Matheson, a leader in the moderate-to-conservative Blue Dog Coalition, said he interviewed Giffords to join the coalition when she ran for Congress. He praised her dedication to the Science Committee and said Giffords had a passion for researching solar-energy issues.

Giffords, 40, was re-elected to her third term in November. She was a member of the Arizona House and Senate before coming to Washington. Giffords represents "one of the real up-and-comers in American politics," Matheson said.

Matheson said the shooting could lead to discussion about security policies for elected officials. He added that he has never worried about his own security on the campaign trail or at public events designed to gain constituent feedback.

But Saturday's events, he said, show "there are vulnerabilities."

"I'm sure this act will show there may need to be discussion on how to change that," Matheson said.

Rep.
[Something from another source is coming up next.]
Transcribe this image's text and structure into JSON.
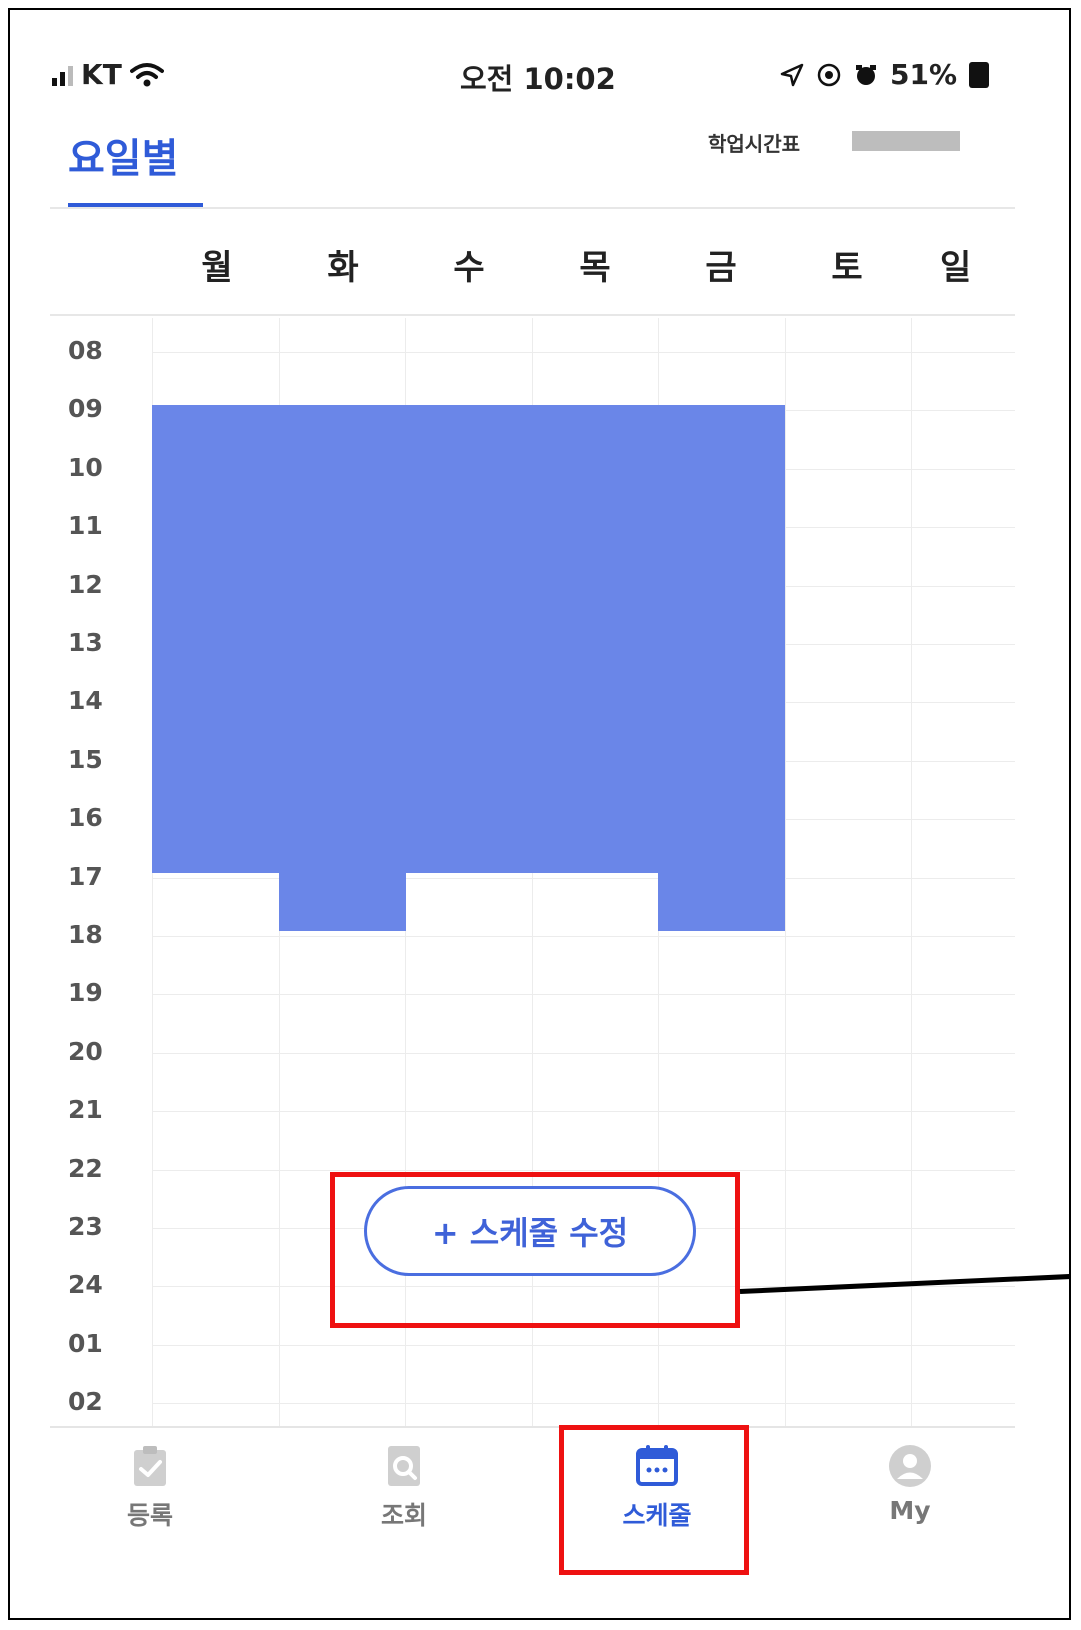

Jason Chaffetz, R-Utah, who works in an office next door to Giffords', said he contacted U.S. Capitol police Saturday after receiving what he considered an inappropriate Twitter message about the Giffords attack.

"People just need to calm down," Chaffetz said. "Take a deep breath. It's not the time or place for that. This type of senseless act of violence should never happen. My thoughts and prayers are with all of today's victims and their families. May God bless her and all those affected by this tragedy."

Rep. Rob Bishop worked closely with Giffords to ensure the solid-rocket booster, which is manufactured in Utah, remains part of NASA's next-generation space shuttle.

"This is sad; this is unfortunate; this is reprehensible; hopefully it will never be replicated again," he said.

Sen. Mike Lee said, "There is simply no excuse for such brutality, and it's especially unfortunate that she was attacked while serving those she represents."

And Utah's senior senator, Orrin Hatch, condemned "this senseless and brutal act of violence. … Acts and threats of violence have no place in our political discourse or in a civil society."